Developing and marketing medical devices globally, Boston Scientific Corporation (BSX) navigates market trends and price movements

    by VT Markets
    /
    May 20, 2025

    Boston Scientific Corporation (BSX) operates in the healthcare sector and focuses on the development, manufacture, and marketing of medical devices across various interventional specialties. Listed on the NYSE under the “BSX” ticker, the company divides its operations into MedSurg and Cardiovascular segments, offering solutions for diagnostics, treatment, and remote patient management.

    BSX is experiencing a rally from a low of $85.98 and anticipates further growth to the $112.20 – $120.29 range. In its weekly chart, an (II) low was noted at $24.10 in March 2020, and II of (III) was observed at $34.98 in June 2022. The company expects continued upward momentum after overcoming a short-term pullback.

    Currency Exchange and Trends

    The AUD/USD receded to below 0.6400 despite US Dollar weakness, amidst a dovish RBA stance and trade tension concerns. EUR/USD showed strength, nearing 1.1300 as the US Dollar faced selling pressure from trade uncertainties and economic concerns.

    Gold prices rose beyond $3,280 per ounce, supported by a softer Greenback and cautious market mood. The cryptocurrency market also showed positive trends, with altcoins such as Aave (AAVE), Curve DAO (CRV), and Jito (JTO) gaining alongside Bitcoin. Meanwhile, Chinese economic activity slowed, with retail sales and fixed-asset investment missing expectations.

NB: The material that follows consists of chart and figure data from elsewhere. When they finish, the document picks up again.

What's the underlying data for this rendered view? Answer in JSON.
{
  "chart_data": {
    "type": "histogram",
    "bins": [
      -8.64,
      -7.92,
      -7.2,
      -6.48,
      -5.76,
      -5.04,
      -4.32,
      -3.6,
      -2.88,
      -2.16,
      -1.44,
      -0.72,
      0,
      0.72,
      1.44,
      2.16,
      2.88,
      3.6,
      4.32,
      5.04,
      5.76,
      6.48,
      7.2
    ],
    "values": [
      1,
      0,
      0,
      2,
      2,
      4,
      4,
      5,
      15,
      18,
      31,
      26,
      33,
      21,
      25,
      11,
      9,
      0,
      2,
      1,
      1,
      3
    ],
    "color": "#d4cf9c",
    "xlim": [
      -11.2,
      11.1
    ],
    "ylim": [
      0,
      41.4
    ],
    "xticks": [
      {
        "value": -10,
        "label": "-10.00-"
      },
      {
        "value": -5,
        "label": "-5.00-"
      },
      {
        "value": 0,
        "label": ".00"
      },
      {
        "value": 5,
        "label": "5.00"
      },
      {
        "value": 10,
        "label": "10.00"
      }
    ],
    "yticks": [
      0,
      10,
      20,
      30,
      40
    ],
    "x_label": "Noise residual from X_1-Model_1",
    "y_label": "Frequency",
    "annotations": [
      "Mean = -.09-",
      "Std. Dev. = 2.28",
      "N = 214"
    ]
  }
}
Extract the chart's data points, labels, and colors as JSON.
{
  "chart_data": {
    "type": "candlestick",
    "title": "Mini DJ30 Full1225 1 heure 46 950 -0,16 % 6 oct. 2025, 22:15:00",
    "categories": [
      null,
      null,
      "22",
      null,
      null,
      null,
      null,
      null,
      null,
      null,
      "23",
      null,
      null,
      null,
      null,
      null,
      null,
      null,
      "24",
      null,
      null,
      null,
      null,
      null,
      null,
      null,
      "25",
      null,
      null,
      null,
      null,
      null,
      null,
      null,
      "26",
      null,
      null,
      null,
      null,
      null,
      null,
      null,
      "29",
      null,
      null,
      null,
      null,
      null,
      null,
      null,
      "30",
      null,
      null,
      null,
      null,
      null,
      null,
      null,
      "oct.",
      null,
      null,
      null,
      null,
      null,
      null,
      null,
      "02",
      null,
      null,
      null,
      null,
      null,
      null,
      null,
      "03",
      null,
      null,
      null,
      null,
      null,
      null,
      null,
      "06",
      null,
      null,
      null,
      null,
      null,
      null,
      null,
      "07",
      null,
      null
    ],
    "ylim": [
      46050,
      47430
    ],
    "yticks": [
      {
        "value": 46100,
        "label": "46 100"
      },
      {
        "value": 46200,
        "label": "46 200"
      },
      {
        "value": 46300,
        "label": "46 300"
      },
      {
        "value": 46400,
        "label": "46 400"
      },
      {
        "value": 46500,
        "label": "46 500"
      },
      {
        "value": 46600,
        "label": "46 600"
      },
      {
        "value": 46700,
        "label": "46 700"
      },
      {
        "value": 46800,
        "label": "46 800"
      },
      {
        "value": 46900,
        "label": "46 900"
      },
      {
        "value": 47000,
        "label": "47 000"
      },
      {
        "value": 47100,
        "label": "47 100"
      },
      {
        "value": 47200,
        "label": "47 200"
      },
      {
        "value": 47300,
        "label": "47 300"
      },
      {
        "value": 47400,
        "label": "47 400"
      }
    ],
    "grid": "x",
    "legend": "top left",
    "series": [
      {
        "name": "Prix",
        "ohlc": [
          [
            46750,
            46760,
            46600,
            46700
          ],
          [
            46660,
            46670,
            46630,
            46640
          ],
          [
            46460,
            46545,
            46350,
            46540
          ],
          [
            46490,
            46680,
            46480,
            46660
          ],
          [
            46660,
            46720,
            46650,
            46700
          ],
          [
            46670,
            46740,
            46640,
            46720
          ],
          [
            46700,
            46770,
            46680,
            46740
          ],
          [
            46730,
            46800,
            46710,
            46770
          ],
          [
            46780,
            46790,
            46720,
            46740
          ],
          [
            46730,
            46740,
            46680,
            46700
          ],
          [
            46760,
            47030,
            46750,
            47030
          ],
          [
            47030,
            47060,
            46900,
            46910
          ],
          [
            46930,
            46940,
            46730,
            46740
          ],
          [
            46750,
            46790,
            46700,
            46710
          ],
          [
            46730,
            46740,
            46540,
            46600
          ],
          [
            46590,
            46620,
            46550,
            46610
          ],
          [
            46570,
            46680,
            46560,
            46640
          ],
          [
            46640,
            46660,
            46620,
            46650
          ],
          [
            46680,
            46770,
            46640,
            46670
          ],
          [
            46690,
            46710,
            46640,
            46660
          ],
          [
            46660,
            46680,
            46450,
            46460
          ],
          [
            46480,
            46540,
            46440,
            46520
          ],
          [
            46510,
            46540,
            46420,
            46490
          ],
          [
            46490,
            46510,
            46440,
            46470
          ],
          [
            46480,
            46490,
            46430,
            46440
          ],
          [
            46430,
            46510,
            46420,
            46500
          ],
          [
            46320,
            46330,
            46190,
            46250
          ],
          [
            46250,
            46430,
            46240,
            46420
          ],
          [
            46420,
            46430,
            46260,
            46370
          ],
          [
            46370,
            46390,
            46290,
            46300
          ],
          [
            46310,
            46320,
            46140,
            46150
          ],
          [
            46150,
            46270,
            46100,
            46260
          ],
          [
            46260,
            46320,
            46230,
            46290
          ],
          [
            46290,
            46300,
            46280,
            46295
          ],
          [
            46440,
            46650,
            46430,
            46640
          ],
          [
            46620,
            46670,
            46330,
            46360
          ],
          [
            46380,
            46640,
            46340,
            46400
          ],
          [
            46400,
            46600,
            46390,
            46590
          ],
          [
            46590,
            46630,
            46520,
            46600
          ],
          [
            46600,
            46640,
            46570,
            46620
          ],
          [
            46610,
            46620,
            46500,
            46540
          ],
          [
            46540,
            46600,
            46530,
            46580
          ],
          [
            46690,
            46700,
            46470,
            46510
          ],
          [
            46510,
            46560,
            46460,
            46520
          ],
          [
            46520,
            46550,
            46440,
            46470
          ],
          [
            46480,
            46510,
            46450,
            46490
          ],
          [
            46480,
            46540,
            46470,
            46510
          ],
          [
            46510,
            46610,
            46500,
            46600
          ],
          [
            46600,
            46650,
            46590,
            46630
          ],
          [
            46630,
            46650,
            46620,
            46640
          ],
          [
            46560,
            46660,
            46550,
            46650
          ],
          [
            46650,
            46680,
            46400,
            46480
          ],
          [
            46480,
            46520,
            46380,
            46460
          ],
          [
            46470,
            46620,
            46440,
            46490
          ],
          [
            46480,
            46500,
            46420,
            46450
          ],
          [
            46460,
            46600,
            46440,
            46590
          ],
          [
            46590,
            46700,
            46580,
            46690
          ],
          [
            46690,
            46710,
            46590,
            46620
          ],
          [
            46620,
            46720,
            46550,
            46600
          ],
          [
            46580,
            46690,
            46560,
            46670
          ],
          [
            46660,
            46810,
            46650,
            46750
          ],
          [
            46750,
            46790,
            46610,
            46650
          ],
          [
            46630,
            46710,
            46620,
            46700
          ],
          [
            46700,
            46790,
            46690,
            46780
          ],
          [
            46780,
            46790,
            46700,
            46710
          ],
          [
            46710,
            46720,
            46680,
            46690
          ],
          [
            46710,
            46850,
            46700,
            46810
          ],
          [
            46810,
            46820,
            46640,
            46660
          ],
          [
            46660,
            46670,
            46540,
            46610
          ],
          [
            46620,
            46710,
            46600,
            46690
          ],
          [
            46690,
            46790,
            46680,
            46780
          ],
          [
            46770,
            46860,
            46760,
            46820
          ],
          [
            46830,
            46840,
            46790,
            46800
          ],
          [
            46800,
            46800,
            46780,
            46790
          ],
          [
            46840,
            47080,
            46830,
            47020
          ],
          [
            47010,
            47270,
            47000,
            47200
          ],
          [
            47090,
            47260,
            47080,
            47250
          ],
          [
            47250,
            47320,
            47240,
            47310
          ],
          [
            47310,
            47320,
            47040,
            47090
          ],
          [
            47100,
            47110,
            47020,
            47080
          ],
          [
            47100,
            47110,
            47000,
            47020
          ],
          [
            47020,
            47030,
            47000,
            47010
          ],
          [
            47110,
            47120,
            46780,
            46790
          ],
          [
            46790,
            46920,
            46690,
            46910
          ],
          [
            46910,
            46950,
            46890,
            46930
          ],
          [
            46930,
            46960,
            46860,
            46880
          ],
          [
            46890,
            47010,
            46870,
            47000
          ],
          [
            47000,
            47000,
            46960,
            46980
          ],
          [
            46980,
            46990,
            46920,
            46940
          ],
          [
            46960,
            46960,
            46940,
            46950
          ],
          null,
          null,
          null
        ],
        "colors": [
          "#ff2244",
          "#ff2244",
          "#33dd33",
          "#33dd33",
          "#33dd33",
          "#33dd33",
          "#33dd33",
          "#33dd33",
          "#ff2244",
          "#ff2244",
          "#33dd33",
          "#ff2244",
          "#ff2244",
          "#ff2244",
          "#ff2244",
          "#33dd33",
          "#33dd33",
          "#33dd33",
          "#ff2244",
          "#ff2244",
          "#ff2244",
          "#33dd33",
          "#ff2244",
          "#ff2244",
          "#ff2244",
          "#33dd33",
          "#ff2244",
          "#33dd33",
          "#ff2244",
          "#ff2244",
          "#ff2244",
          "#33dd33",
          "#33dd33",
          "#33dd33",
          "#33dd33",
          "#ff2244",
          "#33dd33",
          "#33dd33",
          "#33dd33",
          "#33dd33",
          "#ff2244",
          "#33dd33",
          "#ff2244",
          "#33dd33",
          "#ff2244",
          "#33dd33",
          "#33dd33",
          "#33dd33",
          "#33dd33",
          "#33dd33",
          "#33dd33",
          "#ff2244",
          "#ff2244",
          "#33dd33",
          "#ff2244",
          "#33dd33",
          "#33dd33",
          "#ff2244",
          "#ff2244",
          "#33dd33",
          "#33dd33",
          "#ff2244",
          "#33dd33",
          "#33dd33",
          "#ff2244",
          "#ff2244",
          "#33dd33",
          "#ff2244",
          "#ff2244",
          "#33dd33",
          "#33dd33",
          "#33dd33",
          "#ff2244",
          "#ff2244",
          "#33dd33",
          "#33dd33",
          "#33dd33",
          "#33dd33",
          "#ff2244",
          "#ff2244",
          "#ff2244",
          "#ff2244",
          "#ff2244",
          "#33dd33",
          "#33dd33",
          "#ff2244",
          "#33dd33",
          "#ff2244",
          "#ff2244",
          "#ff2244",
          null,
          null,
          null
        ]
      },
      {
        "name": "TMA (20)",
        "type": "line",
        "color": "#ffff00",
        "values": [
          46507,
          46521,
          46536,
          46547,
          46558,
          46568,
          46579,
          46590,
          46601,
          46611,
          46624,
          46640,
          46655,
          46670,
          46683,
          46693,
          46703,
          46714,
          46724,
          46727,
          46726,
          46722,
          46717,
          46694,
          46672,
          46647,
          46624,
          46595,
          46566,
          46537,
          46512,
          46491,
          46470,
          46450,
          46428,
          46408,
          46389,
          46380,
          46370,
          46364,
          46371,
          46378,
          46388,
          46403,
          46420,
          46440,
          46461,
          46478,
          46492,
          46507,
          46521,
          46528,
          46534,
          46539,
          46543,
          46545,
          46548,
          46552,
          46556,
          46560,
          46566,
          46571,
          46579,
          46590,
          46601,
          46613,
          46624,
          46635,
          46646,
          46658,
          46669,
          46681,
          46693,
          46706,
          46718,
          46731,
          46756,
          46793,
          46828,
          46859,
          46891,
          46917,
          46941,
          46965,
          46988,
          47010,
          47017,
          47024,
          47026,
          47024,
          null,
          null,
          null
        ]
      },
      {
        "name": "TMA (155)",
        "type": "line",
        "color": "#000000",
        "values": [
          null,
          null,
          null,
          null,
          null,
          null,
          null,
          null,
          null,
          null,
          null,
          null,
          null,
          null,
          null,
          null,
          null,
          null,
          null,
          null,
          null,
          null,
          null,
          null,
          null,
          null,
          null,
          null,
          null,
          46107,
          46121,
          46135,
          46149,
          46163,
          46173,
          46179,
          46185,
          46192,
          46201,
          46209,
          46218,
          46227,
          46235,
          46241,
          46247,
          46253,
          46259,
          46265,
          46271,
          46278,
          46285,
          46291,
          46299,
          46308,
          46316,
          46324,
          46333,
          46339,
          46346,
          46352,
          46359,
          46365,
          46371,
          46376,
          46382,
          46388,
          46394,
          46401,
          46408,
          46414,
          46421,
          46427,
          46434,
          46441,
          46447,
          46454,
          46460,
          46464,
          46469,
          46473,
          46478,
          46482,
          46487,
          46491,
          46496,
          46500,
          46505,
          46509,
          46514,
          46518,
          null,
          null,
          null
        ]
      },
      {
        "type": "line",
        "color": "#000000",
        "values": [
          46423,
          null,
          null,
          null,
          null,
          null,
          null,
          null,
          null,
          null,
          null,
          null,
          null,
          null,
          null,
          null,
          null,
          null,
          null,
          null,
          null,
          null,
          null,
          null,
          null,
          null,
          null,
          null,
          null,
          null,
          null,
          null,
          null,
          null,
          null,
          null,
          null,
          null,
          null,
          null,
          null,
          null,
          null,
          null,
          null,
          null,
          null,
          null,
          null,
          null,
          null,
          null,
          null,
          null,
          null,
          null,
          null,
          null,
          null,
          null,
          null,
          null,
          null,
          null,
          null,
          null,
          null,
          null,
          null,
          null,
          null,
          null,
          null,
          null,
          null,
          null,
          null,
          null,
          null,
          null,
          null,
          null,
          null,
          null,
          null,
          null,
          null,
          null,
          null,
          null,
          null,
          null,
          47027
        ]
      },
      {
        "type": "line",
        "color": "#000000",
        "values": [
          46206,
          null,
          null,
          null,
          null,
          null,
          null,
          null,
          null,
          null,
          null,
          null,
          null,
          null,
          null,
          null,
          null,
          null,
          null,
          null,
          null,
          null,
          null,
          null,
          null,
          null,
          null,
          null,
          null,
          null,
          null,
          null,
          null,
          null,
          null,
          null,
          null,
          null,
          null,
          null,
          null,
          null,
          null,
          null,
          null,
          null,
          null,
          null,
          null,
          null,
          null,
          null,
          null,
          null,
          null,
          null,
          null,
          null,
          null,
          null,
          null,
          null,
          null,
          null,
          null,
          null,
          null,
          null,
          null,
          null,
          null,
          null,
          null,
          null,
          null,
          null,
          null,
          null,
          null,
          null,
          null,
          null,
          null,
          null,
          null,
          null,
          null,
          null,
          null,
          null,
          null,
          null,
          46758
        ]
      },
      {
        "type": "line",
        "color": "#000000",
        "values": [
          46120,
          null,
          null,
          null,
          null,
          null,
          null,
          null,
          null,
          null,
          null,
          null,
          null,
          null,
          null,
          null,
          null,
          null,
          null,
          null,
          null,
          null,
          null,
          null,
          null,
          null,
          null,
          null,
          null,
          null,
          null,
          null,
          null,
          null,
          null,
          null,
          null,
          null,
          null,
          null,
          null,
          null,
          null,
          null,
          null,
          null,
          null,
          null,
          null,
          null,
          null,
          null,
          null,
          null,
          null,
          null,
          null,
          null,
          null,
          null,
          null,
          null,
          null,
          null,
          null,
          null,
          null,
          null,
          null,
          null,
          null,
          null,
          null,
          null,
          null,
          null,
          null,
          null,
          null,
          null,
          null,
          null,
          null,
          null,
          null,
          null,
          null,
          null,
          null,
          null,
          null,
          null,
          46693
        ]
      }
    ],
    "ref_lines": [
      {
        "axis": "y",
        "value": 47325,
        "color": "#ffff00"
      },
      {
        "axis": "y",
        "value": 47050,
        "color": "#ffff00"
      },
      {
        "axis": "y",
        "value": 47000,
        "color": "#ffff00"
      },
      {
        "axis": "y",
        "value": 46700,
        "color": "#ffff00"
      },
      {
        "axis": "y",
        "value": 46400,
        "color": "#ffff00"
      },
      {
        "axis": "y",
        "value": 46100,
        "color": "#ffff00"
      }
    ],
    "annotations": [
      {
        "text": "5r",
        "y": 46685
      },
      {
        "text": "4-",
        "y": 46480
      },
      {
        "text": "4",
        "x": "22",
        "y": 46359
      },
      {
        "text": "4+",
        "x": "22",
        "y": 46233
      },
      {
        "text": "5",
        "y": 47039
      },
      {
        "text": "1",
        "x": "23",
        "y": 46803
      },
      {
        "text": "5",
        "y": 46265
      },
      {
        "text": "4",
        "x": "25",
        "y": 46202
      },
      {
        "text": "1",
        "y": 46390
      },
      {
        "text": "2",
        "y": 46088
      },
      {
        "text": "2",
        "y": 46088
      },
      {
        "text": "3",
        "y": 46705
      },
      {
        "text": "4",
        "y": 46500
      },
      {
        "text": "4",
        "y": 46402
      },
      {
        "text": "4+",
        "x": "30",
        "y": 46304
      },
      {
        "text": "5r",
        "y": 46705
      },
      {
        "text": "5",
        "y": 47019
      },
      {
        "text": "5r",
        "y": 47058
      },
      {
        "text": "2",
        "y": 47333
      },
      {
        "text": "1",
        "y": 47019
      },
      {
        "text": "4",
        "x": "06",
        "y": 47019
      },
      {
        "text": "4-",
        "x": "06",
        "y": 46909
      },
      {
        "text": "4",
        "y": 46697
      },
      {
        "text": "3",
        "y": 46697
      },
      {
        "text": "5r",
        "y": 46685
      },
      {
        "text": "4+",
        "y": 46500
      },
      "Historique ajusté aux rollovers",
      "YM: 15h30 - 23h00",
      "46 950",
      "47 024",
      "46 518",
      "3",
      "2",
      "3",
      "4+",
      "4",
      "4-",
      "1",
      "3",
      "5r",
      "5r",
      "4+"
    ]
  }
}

    Building on the developments in equities, Boston Scientific’s strong chart action suggests that prices are trending confidently higher from the $85.98 baseline. Analysts have noted the appearance of a low at $24.10 back in early 2020, which kicked off what appears to be a broader impulsive move labelled as (III). Within this context, the retracement to $34.98 in mid-2022 effectively marked the II of (III) leg. Since then, the bullish bias has persisted. If current momentum holds, the price projection into the $112.20–$120.29 zone seems feasible, although a brief short-term pause may materialise before progress resumes.

    For those of us positioned in options or futures linked to BSX, it’s wise to monitor implied volatility shifts and near-term resistance layers. These levels influence delta-adjusted exposure and could warrant strategic adjustments in contracts or hedging approaches. Trading volume and open interest, particularly around the higher end of the target corridor, may help confirm continuation or spot signs of temporary exhaustion.

    Global Economic Indicators and Impact

    Shifting attention to broader macro themes, the fall in AUD/USD—below the 0.6400 level—is somewhat disconnected from broader dollar weakness and more tied to domestic factors. The Reserve Bank’s softer tone has dampened appetite for the Aussie, while intensifying China-Australia trade risks have only added to traders’ caution. There’s no single economic print that sparked the move, but rather a collective readjustment of expectations.

    In contrast, the strength in EUR/USD came as the Greenback lost its footing amid growing scepticism about the durability of the US economy’s resilience. The euro’s push towards 1.1300 may be viewed as the market beginning to price in reduced relative strength for the dollar, with traders seeking medium-term clarity ahead of inflation reads and rate expectations.

    Commodities responded accordingly. We saw gold climb above $3,280 per ounce, backed by both declining dollar yields and a general bid for safety. Stronger bullion prices are feeding into forward-looking inflation expectations and offer indirect support for equity sectors exposed to precious metals.

    Over in digital assets, names like Aave and Jito have seen upward pressure, much of it piggybacking on Bitcoin’s renewed strength. Sentiment in the space has improved, likely driven by expanding institutional interest and firmer regulatory clarity. These upward jolts can be useful indicators of broader risk appetite outside of traditional assets.

    One of the weaker notes comes from China, where data fell shy across key areas—retail and infrastructure investment both underwhelmed, suggesting that the stimulus efforts to this point haven’t yet revived confidence. These underperforming metrics aren’t isolated; they hint at structural frictions that may take more time to work through.

    With all of this in mind, we should stay nimble. Watch for rotation between asset classes, particularly as portfolio managers rebalance into the end of the quarter. Movements in equity-linked derivatives, FX options, and even ETF volumes could offer short-term cues. Market expectations are clear in spots and hazy in others—alignment of signals will matter when managing positions with tight expiry windows.